This invention relates to a fastener for securing electrically conductive (including signal conductive), insulation coated cables such as television signal conducting cables, to support members, usually of wood.
Attachment of television cables and the like to support members of a building such as a home is primarily accomplished at the present time by using U-shaped wire staples fired from a staple gun. The wire staple and gun are simple, inexpensive and easily employed by cable installers. Unfortunately, however, such staples typically distort the cable (see FIG. 8 herein) and often even short out the cable by puncturing the insulation jacket. After installation it is extremely difficult to determine which staple or staples of the many used have caused the shorting action. Further, such wire staples themselves become distorted as they are inserted, especially if one leg engages a more dense material than the other. Moreover, such staples, after installation, have a tendency to undesirably pull back out of the wood support. Often the staples do not hold the cable securely such that the cable can move linearly and thereby scrape the insulation, or twist within the staple. Both of these are undesirable characteristics.

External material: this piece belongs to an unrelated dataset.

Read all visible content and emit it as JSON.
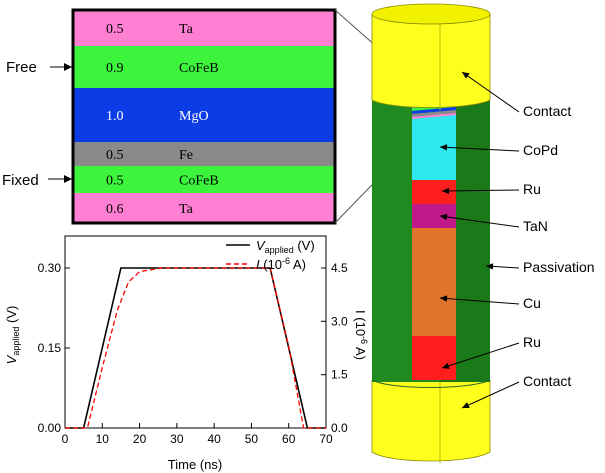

Because of these problems with the wire staple, another type of fastener has been developed heretofore (FIG. 9). It is formed of multiple pieces including a rectangular, molded, plastic body with two loosely inserted tiny wire nails extending through preformed openings at opposite ends of the body. This complex and relatively more expensive fastener is installed by a special installation tool. This type of fastener has a high rate of waste due to difficulty in hitting and driving the small nails, due to faulty cartridge characteristics holding the fasteners together in battery form, and other factors. The fastener is also considered to be bulky and to have poor appearance. Moreover, the small fastener nails often do not penetrate in a manner to restrain the cable against movement axially or against cable twisting, so that the cable insulation can be punctured as it slides through the fastener. And the tiny nails have a tendency to pull back out of the wood after installation. Consequently, in spite of this elaborate fastener being available, the cheap wire staple is really the industry standard, despite its defects.
The inventor herein, a television cable installer by trade, has experienced the frustration of making potentially defective installations using wire staples which are standard to the industry. He realized from his own experience and from communication with others in the trade that there is a significant need for a fastener that would be simple, relatively inexpensive, one piece in structure, capable of installation from a common staple gun, consistent in its penetration characteristics, stable against retraction, usable in a battery type arrangement, not having the cable distortion and shorting potential which characterize the present technology, and being rust or corrosion resistant.